Another problem is that the EKF3 algorithms require precise data. Sensor fusion, in turn, most often occurs due to missed high-frequency frame vibrations (100-200 Hz range), leading to a discrepancy between the altitude determined by the barometer and the actual acceleration along the Z-axis.
Next, there are delays caused by the transmission of MAVLink packets over the radio channel. In particular, if the channel bandwidth drops, control command packets begin to accumulate, and if the delay exceeds 500 ms, the flight controller activates Hold mode.
Finally, it's worth keeping in mind that updating the PX4/ArduPilot base branches is limited by compatibility issues, so changing the structure of uORB topics or, for example, renaming critical parameters in new versions can instantly disable an onboard computer designed to work with the old API.
Deployment and Field Testing Workflow

The software deployment itself begins in the SITL ecosystem, where the mathematical model of the UAV’s behavior is validated in a simulator. After this, the code must be tested in HITL, where the physical Pixhawk board communicates with the simulator in real time – this allows you to assess the STM32 processor load and CAN bus latency.
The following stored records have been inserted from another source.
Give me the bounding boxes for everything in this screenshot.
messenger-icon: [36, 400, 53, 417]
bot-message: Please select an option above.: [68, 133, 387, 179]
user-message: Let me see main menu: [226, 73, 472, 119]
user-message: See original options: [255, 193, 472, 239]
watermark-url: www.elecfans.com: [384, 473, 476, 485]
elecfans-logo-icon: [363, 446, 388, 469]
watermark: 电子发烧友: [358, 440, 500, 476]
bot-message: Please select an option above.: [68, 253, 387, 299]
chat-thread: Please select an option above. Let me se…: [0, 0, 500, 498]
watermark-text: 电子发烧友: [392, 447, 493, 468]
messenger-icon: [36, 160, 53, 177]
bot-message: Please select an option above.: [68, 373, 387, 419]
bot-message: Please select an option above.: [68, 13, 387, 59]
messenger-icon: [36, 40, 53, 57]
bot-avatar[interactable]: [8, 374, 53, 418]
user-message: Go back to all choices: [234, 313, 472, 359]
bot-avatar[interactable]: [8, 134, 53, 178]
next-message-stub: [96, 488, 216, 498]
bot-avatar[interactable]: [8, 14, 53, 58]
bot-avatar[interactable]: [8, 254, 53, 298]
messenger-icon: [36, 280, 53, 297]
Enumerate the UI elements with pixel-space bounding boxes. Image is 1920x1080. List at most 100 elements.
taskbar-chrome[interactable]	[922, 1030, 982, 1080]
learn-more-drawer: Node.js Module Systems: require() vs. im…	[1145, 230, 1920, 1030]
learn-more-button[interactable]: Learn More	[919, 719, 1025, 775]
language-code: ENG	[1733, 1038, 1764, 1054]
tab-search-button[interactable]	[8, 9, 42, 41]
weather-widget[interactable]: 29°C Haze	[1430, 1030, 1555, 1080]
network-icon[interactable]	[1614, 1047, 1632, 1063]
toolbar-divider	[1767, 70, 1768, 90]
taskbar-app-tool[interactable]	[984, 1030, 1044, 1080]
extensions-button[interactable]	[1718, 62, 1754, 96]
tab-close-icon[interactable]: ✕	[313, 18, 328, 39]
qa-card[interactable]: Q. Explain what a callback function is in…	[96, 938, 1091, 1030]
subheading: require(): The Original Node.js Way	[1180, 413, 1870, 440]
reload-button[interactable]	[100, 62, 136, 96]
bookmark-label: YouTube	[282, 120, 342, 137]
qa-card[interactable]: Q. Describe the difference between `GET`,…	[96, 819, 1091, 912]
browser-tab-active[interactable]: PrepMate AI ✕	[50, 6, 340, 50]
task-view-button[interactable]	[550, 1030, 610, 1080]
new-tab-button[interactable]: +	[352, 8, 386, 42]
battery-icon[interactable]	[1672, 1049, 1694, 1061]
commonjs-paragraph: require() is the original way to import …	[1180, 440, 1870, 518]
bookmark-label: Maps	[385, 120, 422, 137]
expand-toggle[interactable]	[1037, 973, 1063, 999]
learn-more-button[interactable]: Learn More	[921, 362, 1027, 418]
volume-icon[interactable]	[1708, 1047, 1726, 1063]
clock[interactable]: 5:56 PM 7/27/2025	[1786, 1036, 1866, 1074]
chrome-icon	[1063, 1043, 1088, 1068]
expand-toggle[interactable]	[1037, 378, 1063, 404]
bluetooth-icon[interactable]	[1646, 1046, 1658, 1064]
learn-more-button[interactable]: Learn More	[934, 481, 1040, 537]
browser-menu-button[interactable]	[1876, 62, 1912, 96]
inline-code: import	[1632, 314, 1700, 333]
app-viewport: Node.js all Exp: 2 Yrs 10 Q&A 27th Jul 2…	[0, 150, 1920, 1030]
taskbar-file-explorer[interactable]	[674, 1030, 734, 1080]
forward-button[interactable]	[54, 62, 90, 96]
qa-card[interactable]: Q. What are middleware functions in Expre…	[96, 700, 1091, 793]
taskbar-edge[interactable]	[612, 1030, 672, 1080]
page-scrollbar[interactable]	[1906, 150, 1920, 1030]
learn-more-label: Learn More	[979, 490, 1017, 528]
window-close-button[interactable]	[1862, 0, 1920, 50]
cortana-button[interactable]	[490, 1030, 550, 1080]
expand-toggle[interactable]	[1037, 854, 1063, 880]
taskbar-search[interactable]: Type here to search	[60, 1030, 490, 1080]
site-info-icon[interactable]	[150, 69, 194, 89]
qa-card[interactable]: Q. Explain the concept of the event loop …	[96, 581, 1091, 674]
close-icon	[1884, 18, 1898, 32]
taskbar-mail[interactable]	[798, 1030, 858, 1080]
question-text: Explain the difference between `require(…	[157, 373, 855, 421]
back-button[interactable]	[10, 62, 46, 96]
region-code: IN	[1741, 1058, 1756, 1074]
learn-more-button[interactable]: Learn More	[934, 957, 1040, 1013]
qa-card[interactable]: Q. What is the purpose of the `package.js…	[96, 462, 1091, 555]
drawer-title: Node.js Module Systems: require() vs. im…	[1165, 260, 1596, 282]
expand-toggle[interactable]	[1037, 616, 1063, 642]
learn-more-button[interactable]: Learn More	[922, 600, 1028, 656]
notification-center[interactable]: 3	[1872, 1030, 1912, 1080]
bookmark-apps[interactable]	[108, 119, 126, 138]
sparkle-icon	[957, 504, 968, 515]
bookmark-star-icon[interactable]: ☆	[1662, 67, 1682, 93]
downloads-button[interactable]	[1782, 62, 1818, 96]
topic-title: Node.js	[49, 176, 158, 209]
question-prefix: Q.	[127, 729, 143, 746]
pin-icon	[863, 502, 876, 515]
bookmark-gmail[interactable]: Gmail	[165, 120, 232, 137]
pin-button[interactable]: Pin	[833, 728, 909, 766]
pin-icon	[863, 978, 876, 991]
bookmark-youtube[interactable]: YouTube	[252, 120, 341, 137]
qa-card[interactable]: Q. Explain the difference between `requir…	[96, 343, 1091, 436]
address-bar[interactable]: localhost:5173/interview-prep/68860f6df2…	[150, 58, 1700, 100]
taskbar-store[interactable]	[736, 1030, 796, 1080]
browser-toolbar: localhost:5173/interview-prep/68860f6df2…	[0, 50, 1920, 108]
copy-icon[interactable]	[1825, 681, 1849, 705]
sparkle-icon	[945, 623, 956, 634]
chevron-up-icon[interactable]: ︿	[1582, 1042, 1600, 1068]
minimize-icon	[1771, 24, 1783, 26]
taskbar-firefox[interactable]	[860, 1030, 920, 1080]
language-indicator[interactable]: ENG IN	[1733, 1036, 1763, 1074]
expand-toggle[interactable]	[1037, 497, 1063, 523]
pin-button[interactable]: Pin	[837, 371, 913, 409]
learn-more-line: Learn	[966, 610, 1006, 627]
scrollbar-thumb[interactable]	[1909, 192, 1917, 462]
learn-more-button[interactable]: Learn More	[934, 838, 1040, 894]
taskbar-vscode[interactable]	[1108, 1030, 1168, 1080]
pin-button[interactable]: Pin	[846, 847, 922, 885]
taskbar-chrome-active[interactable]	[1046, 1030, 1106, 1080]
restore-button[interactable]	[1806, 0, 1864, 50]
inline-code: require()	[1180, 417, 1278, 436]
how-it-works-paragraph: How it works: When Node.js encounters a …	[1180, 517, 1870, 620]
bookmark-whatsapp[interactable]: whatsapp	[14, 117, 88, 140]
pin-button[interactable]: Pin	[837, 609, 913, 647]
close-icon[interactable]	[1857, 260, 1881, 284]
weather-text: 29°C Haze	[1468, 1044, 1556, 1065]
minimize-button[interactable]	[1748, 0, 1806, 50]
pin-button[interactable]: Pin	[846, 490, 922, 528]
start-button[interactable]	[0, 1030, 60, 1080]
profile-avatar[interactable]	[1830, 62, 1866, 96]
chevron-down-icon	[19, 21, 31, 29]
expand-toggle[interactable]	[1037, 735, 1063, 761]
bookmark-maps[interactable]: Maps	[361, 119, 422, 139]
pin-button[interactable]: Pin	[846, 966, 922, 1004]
Finally, field testing can begin, which is formally divided into three stages:
- Tethered tests, which check motor stabilization and emergency shutdown;
- Manual flight within line of sight, which tests the drone’s controllability in Stabilize/AltHold and braking/climb modes;
- Flight in full autonomy, which includes point-to-point missions with lost connection.
After each flight, ULog files must be uploaded to the analytics server so engineers can evaluate EKF graphs and vibration noise, as well as perform diagnostics of some other aspects of the UAV's stable operation. It's also essential to remember that drone tuning is an iterative process that repeats after each log analysis, with gradual adjustments to the PID controller coefficients and cutoff frequency, until trajectory-holding accuracy is achieved with an error of less than 5-10 cm.
FAQ
How is Pixhawk used in commercial drone development?
Pixhawk for commercial drones handles all tasks on the hard real-time layer: collecting data from sensors, filtering noise, internal navigation, generating control signals to the engines, and everything else that is responsible for the UAV's flight stability.
What firmware is best for Pixhawk-based drones?
The Pixhawk flight controller programming is often used for AI-based systems due to its BSD license, which enables closed source code, while ArduPilot is good because it supports industrial hardware out of the box (but the things with the code are more difficult since it must be opened if the kernel was changed).
Can Pixhawk be customized for specific UAV applications?
Yes, Pixhawk custom drone development for PX4 is achieved by creating isolated software modules that communicate via uORB, while in ArduPilot, this is automated via a built-in scripting engine.
What programming languages are used for Pixhawk development?
The NuttX operating system’s core is written in C, while Lua is used for simple automation scripts. High-level interaction is usually implemented in C++/Python.
How do you integrate payloads with Pixhawk flight controllers?
Simple payloads are integrated via UART using the MAVLink Gimbal protocol (or via AUX ports), while lidars and radars are connected to the onboard computer via Ethernet, with subsequent synchronization with Pixhawk using PPS pulses from GPS/PTP protocol.